Portrait : Luc Dubost
Un éléphant, ça grimpe énormément
Depuis le début des années 90, Luc Dubost s’est construit une identité de plasticien à part. En atteste son nouveau projet, Not for Highway use/Le Syndrome Hannibal, métaphore participative du geste créatif en tant que fonction vitale. Pour faire court : des montagnes, un éléphant, des hommes.
« Après ma dernière exposition, j’ai dû déplacer une œuvre imposante du Vieux Port vers le Musée Regards de Provence, avant de rejoindre les Arnavaux. Plutôt que de louer un camion, j’ai opté pour un déplacement sur roulettes. » Cette contrainte, pour le moins anodine au premier abord, Luc Dubost a décidé de la placer au centre de l’œuvre. Et cela en éprouvant, au même moment, un intérêt grandissant pour Hannibal, le général carthaginois célèbre pour avoir traversé les Pyrénées puis les Alpes avec des éléphants… Enfin, troisième fait important : le plasticien a besoin de « sortir de la ville pour exister ailleurs. Je voulais être physiquement hors des autoroutes, tout comme j’aspire à sortir des standards dans ma recherche artistique. » Mais il lui faut un liant : la dimension participative. C’est alors que l’idée prend totalement forme. Luc et une dizaine d’accompagnants motivés quitteront donc Larche, village des Alpes de Haute-Provence, le quinze août, avec un éléphant de plus de deux-cent kilos tout en résine et sur roulettes, en direction de Coni en Italie. Le déplacement fera l’œuvre, en constante évolution, entre fiction et réalité.
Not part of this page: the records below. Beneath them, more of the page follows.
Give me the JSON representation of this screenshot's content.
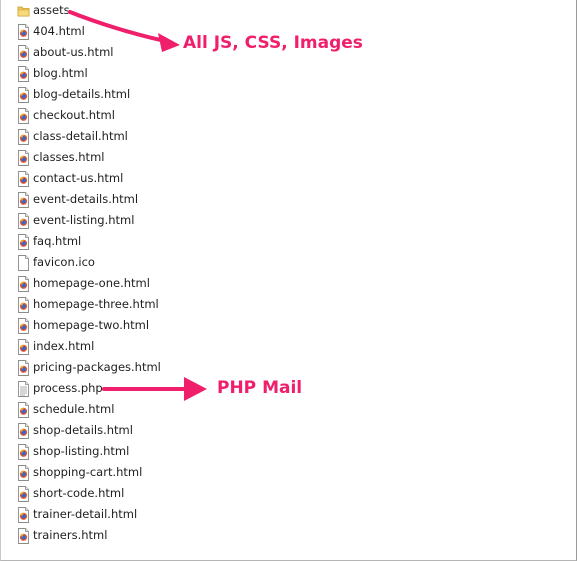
{
  "files": [
    {
      "name": "assets",
      "type": "folder",
      "icon": "folder-icon"
    },
    {
      "name": "404.html",
      "type": "html",
      "icon": "html-file-icon"
    },
    {
      "name": "about-us.html",
      "type": "html",
      "icon": "html-file-icon"
    },
    {
      "name": "blog.html",
      "type": "html",
      "icon": "html-file-icon"
    },
    {
      "name": "blog-details.html",
      "type": "html",
      "icon": "html-file-icon"
    },
    {
      "name": "checkout.html",
      "type": "html",
      "icon": "html-file-icon"
    },
    {
      "name": "class-detail.html",
      "type": "html",
      "icon": "html-file-icon"
    },
    {
      "name": "classes.html",
      "type": "html",
      "icon": "html-file-icon"
    },
    {
      "name": "contact-us.html",
      "type": "html",
      "icon": "html-file-icon"
    },
    {
      "name": "event-details.html",
      "type": "html",
      "icon": "html-file-icon"
    },
    {
      "name": "event-listing.html",
      "type": "html",
      "icon": "html-file-icon"
    },
    {
      "name": "faq.html",
      "type": "html",
      "icon": "html-file-icon"
    },
    {
      "name": "favicon.ico",
      "type": "blank",
      "icon": "blank-file-icon"
    },
    {
      "name": "homepage-one.html",
      "type": "html",
      "icon": "html-file-icon"
    },
    {
      "name": "homepage-three.html",
      "type": "html",
      "icon": "html-file-icon"
    },
    {
      "name": "homepage-two.html",
      "type": "html",
      "icon": "html-file-icon"
    },
    {
      "name": "index.html",
      "type": "html",
      "icon": "html-file-icon"
    },
    {
      "name": "pricing-packages.html",
      "type": "html",
      "icon": "html-file-icon"
    },
    {
      "name": "process.php",
      "type": "text",
      "icon": "text-file-icon"
    },
    {
      "name": "schedule.html",
      "type": "html",
      "icon": "html-file-icon"
    },
    {
      "name": "shop-details.html",
      "type": "html",
      "icon": "html-file-icon"
    },
    {
      "name": "shop-listing.html",
      "type": "html",
      "icon": "html-file-icon"
    },
    {
      "name": "shopping-cart.html",
      "type": "html",
      "icon": "html-file-icon"
    },
    {
      "name": "short-code.html",
      "type": "html",
      "icon": "html-file-icon"
    },
    {
      "name": "trainer-detail.html",
      "type": "html",
      "icon": "html-file-icon"
    },
    {
      "name": "trainers.html",
      "type": "html",
      "icon": "html-file-icon"
    }
  ],
  "annotations": {
    "assets_label": "All JS, CSS, Images",
    "php_label": "PHP Mail",
    "color": "#ef1f6c"
  }
}
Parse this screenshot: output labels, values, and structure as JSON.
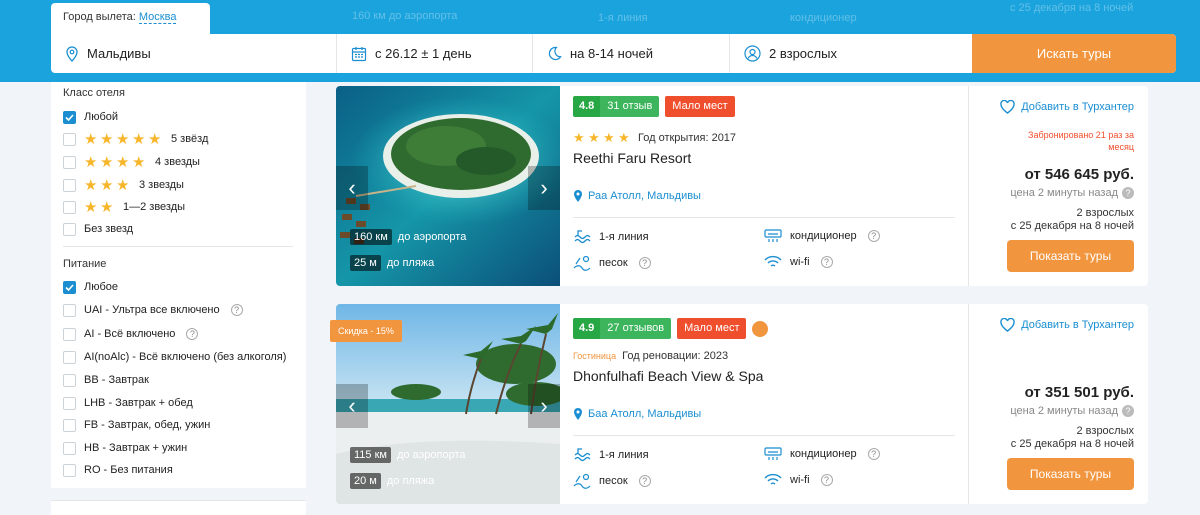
{
  "header": {
    "city_label": "Город вылета:",
    "city_value": "Москва",
    "destination": "Мальдивы",
    "dates": "с 26.12 ± 1 день",
    "nights": "на 8-14 ночей",
    "guests": "2 взрослых",
    "search_button": "Искать туры",
    "ghost_left": "160 км до аэропорта",
    "ghost_mid1": "1-я линия",
    "ghost_mid2": "кондиционер",
    "ghost_right": "с 25 декабря на 8 ночей"
  },
  "sidebar": {
    "hotel_class_title": "Класс отеля",
    "hotel_class": [
      {
        "label": "Любой",
        "checked": true,
        "stars": 0
      },
      {
        "label": "5 звёзд",
        "checked": false,
        "stars": 5
      },
      {
        "label": "4 звезды",
        "checked": false,
        "stars": 4
      },
      {
        "label": "3 звезды",
        "checked": false,
        "stars": 3
      },
      {
        "label": "1—2 звезды",
        "checked": false,
        "stars": 2
      },
      {
        "label": "Без звезд",
        "checked": false,
        "stars": 0
      }
    ],
    "meals_title": "Питание",
    "meals": [
      {
        "label": "Любое",
        "checked": true
      },
      {
        "label": "UAI - Ультра все включено",
        "checked": false,
        "help": true
      },
      {
        "label": "AI - Всё включено",
        "checked": false,
        "help": true
      },
      {
        "label": "AI(noAlc) - Всё включено (без алкоголя)",
        "checked": false
      },
      {
        "label": "BB - Завтрак",
        "checked": false
      },
      {
        "label": "LHB - Завтрак + обед",
        "checked": false
      },
      {
        "label": "FB - Завтрак, обед, ужин",
        "checked": false
      },
      {
        "label": "HB - Завтрак + ужин",
        "checked": false
      },
      {
        "label": "RO - Без питания",
        "checked": false
      }
    ],
    "help_glyph": "?"
  },
  "hotels": [
    {
      "rating": "4.8",
      "reviews": "31 отзыв",
      "few_places": "Мало мест",
      "stars": 4,
      "meta_label": "Год открытия: 2017",
      "name": "Reethi Faru Resort",
      "location": "Раа Атолл, Мальдивы",
      "dist_airport_value": "160 км",
      "dist_airport_label": "до аэропорта",
      "dist_beach_value": "25 м",
      "dist_beach_label": "до пляжа",
      "features": [
        "1-я линия",
        "кондиционер",
        "песок",
        "wi-fi"
      ],
      "favorite": "Добавить в Турхантер",
      "booked": "Забронировано 21 раз за месяц",
      "price": "от 546 645 руб.",
      "price_age": "цена 2 минуты назад",
      "people": "2 взрослых",
      "dates": "с 25 декабря на 8 ночей",
      "button": "Показать туры"
    },
    {
      "rating": "4.9",
      "reviews": "27 отзывов",
      "few_places": "Мало мест",
      "discount": "Скидка - 15%",
      "type_tag": "Гостиница",
      "meta_label": "Год реновации: 2023",
      "name": "Dhonfulhafi Beach View & Spa",
      "location": "Баа Атолл, Мальдивы",
      "dist_airport_value": "115 км",
      "dist_airport_label": "до аэропорта",
      "dist_beach_value": "20 м",
      "dist_beach_label": "до пляжа",
      "features": [
        "1-я линия",
        "кондиционер",
        "песок",
        "wi-fi"
      ],
      "favorite": "Добавить в Турхантер",
      "price": "от 351 501 руб.",
      "price_age": "цена 2 минуты назад",
      "people": "2 взрослых",
      "dates": "с 25 декабря на 8 ночей",
      "button": "Показать туры"
    }
  ],
  "colors": {
    "accent": "#1aa3dd",
    "orange": "#f2953f",
    "green": "#28a745",
    "red": "#f04f2e"
  }
}
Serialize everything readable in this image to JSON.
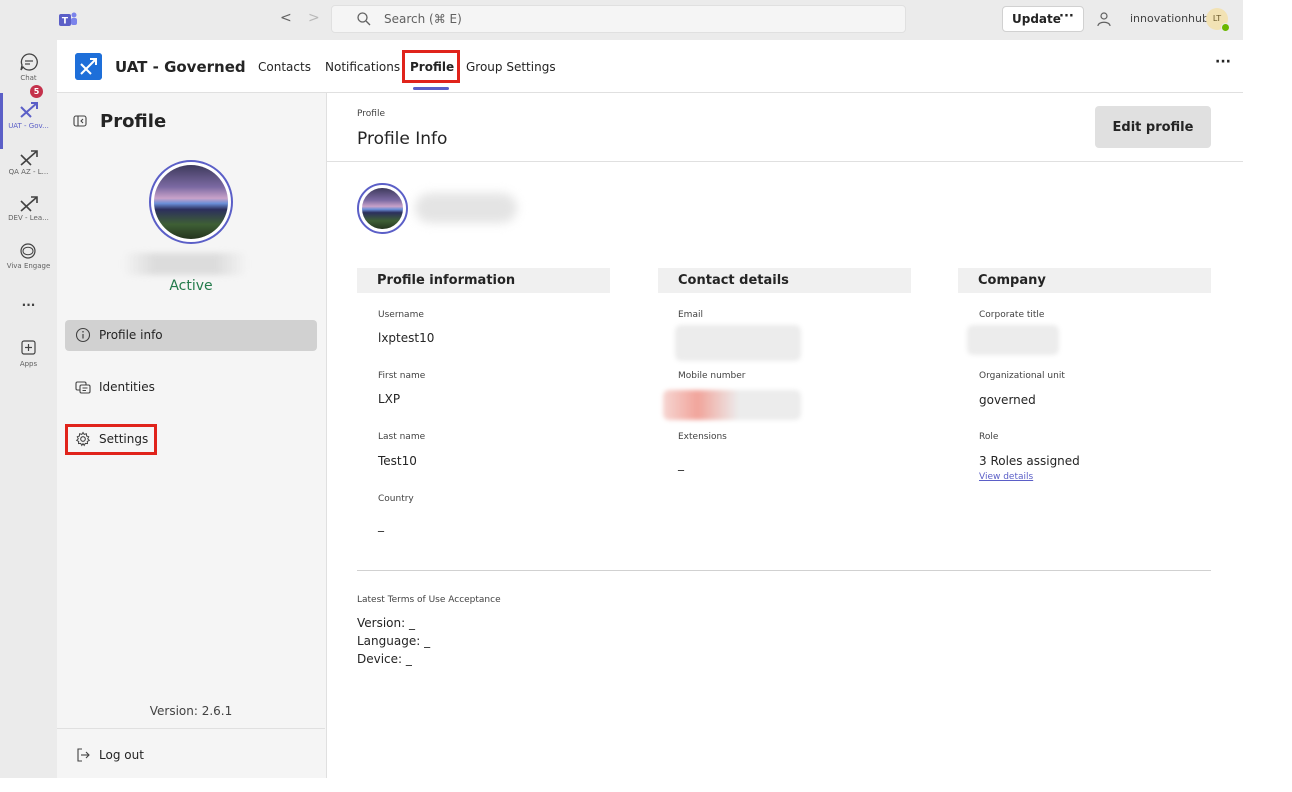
{
  "topbar": {
    "search_placeholder": "Search (⌘ E)",
    "update_label": "Update",
    "update_more": "···",
    "org_name": "innovationhub",
    "user_initials": "LT"
  },
  "rail": {
    "items": [
      {
        "label": "Chat",
        "badge": "5"
      },
      {
        "label": "UAT - Gov..."
      },
      {
        "label": "QA AZ - L..."
      },
      {
        "label": "DEV - Lea..."
      },
      {
        "label": "Viva Engage"
      },
      {
        "label": "···"
      },
      {
        "label": "Apps"
      }
    ]
  },
  "app": {
    "title": "UAT - Governed",
    "tabs": [
      {
        "label": "Contacts"
      },
      {
        "label": "Notifications"
      },
      {
        "label": "Profile",
        "active": true
      },
      {
        "label": "Group Settings"
      }
    ],
    "more": "···"
  },
  "sidebar": {
    "title": "Profile",
    "status": "Active",
    "nav": [
      {
        "label": "Profile info",
        "active": true
      },
      {
        "label": "Identities"
      },
      {
        "label": "Settings"
      }
    ],
    "version": "Version: 2.6.1",
    "logout": "Log out"
  },
  "main": {
    "breadcrumb": "Profile",
    "title": "Profile Info",
    "edit_button": "Edit profile",
    "sections": {
      "profile": {
        "title": "Profile information",
        "fields": [
          {
            "label": "Username",
            "value": "lxptest10"
          },
          {
            "label": "First name",
            "value": "LXP"
          },
          {
            "label": "Last name",
            "value": "Test10"
          },
          {
            "label": "Country",
            "value": "_"
          }
        ]
      },
      "contact": {
        "title": "Contact details",
        "fields": [
          {
            "label": "Email",
            "value": ""
          },
          {
            "label": "Mobile number",
            "value": ""
          },
          {
            "label": "Extensions",
            "value": "_"
          }
        ]
      },
      "company": {
        "title": "Company",
        "fields": [
          {
            "label": "Corporate title",
            "value": ""
          },
          {
            "label": "Organizational unit",
            "value": "governed"
          },
          {
            "label": "Role",
            "value": "3 Roles assigned",
            "link": "View details"
          }
        ]
      }
    },
    "terms": {
      "heading": "Latest Terms of Use Acceptance",
      "version": "Version: _",
      "language": "Language: _",
      "device": "Device: _"
    }
  },
  "colors": {
    "accent": "#5b5fc7",
    "highlight": "#e0231b",
    "status_active": "#237b4b",
    "badge": "#c4314b"
  }
}
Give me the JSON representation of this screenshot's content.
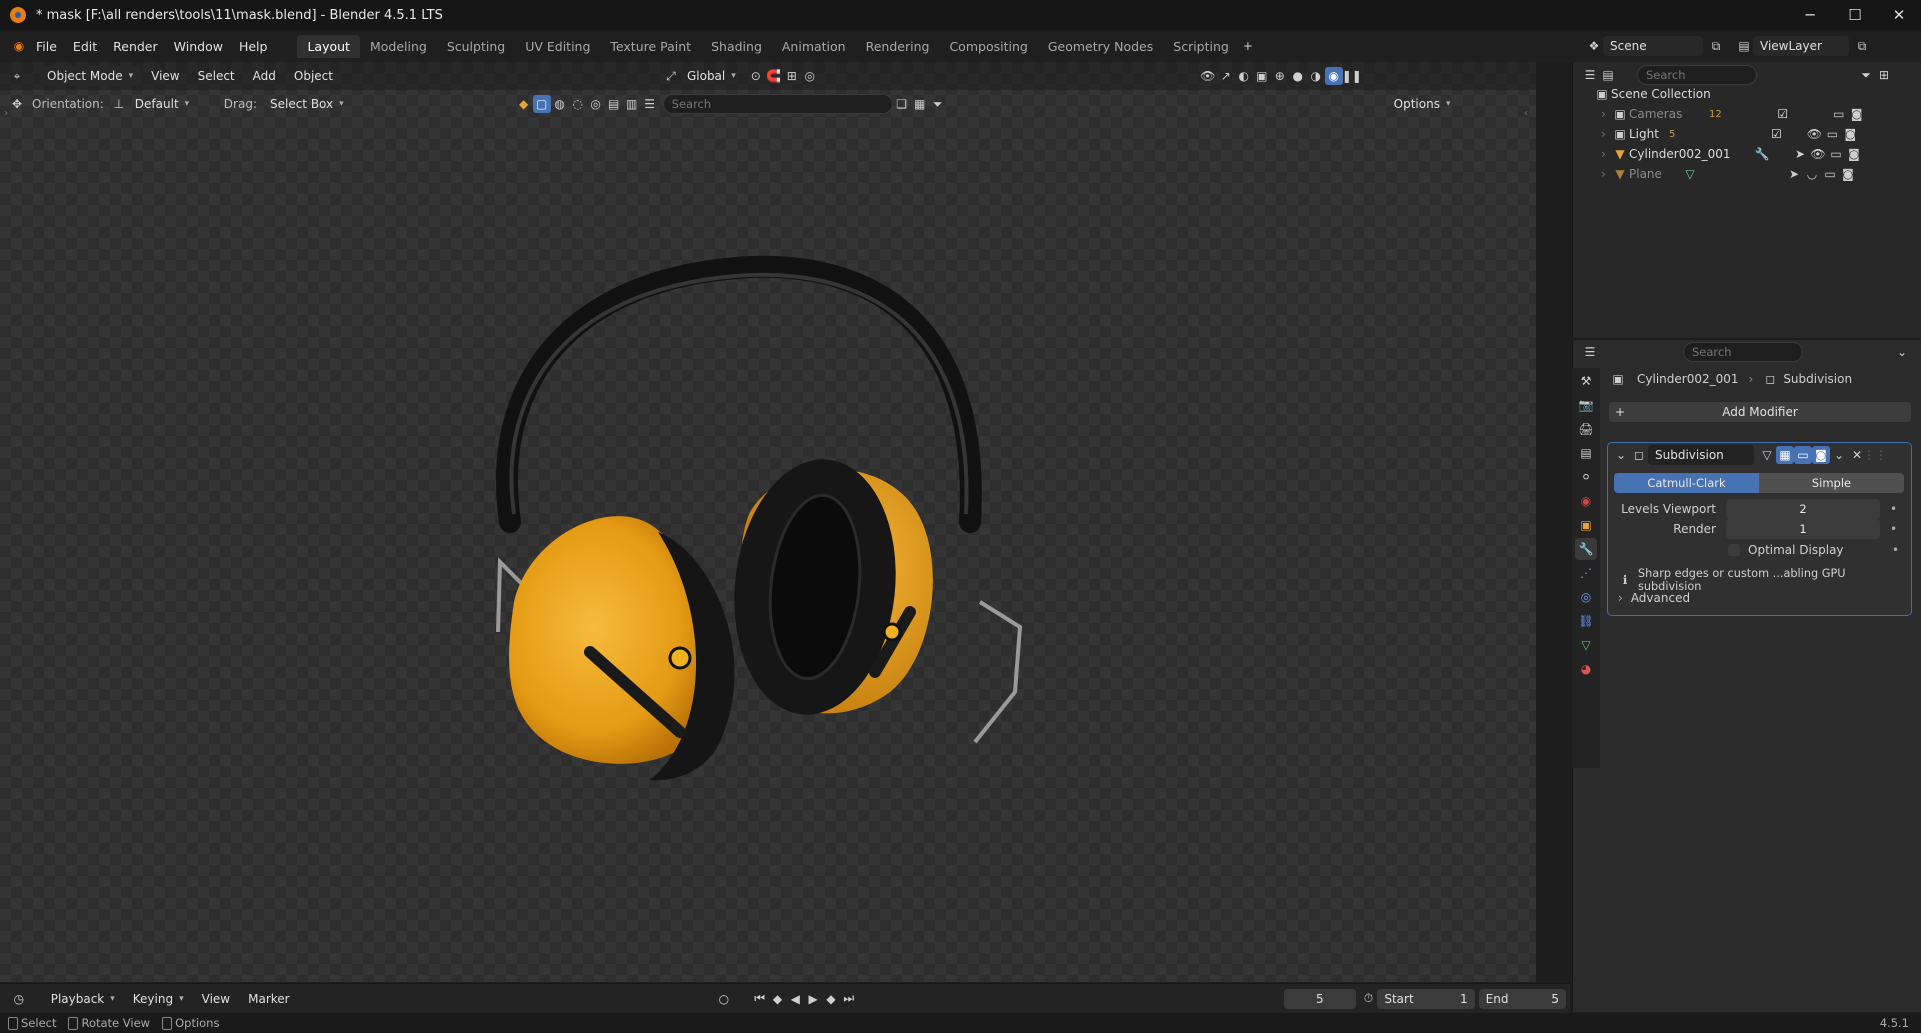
{
  "window": {
    "title": "* mask [F:\\all renders\\tools\\11\\mask.blend] - Blender 4.5.1 LTS",
    "minimize": "─",
    "maximize": "☐",
    "close": "✕"
  },
  "menu": [
    "File",
    "Edit",
    "Render",
    "Window",
    "Help"
  ],
  "workspaces": [
    "Layout",
    "Modeling",
    "Sculpting",
    "UV Editing",
    "Texture Paint",
    "Shading",
    "Animation",
    "Rendering",
    "Compositing",
    "Geometry Nodes",
    "Scripting"
  ],
  "active_workspace": "Layout",
  "scene": {
    "label": "Scene",
    "view_layer": "ViewLayer"
  },
  "viewport_header": {
    "mode": "Object Mode",
    "menus": [
      "View",
      "Select",
      "Add",
      "Object"
    ],
    "transform_orientation": "Global"
  },
  "tool_settings": {
    "orientation_label": "Orientation:",
    "orientation_value": "Default",
    "drag_label": "Drag:",
    "drag_value": "Select Box",
    "search_placeholder": "Search",
    "options": "Options"
  },
  "outliner": {
    "search_placeholder": "Search",
    "root": "Scene Collection",
    "items": [
      {
        "name": "Cameras",
        "badge": "12",
        "dim": true
      },
      {
        "name": "Light",
        "badge": "5",
        "dim": false
      },
      {
        "name": "Cylinder002_001",
        "badge": "",
        "dim": false
      },
      {
        "name": "Plane",
        "badge": "",
        "dim": true
      }
    ]
  },
  "properties": {
    "search_placeholder": "Search",
    "breadcrumb_object": "Cylinder002_001",
    "breadcrumb_modifier": "Subdivision",
    "add_modifier": "Add Modifier",
    "modifier": {
      "name": "Subdivision",
      "mode_catmull": "Catmull-Clark",
      "mode_simple": "Simple",
      "active_mode": "Catmull-Clark",
      "levels_viewport_label": "Levels Viewport",
      "levels_viewport": "2",
      "render_label": "Render",
      "render": "1",
      "optimal_display_label": "Optimal Display",
      "optimal_display": false,
      "info": "Sharp edges or custom ...abling GPU subdivision",
      "advanced": "Advanced"
    }
  },
  "timeline": {
    "menus": [
      "Playback",
      "Keying",
      "View",
      "Marker"
    ],
    "current_frame": "5",
    "start_label": "Start",
    "start": "1",
    "end_label": "End",
    "end": "5"
  },
  "statusbar": {
    "select": "Select",
    "rotate": "Rotate View",
    "options": "Options",
    "version": "4.5.1"
  },
  "colors": {
    "accent": "#4772b3",
    "earcup": "#e9a21d",
    "band": "#1b1b1b"
  }
}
L’aventure sera même photographiée, filmée, ponctuée de workshops artistiques (littérature, danse, bande dessinée…) et d’une conférence « au sommet d’une montagne » organisée par Bernard Muntaner, ancien directeur du FRAC Provence-Alpes-Côte d’Azur.
Créée avec des accompagnants permanents ou ponctuels et de probables rencontres inattendues faites en chemin, l’œuvre prendra forme peu à peu, sans propriétaire fixe. « Je ne suis que le dépositaire d’une idée que les autres pourront s’approprier librement. Il ne s’agira pas d’un collectif d’artistes mais d’une œuvre collective. » Atteindre le sommet de la montagne, tout comme l’acte artistique, se mérite. Plus fort encore, cette démarche semble vouloir nous montrer à quel point l’art est indispensable à la survie humaine, puisque l’éléphant, préalablement vidé, transportera une partie du bivouac… Une œuvre introspective pour questionner notre humanité au fil d’un cheminement intérieur, entrepris en plein cœur de paysages grandioses. « Je pense à réaliser un livre d’images et de textes assemblant les propositions de ceux et celles qui m’auront accompagnés, sur un principe de droits d’auteur partagés. » Luc Dubost est bel et bien en train de franchir un cap.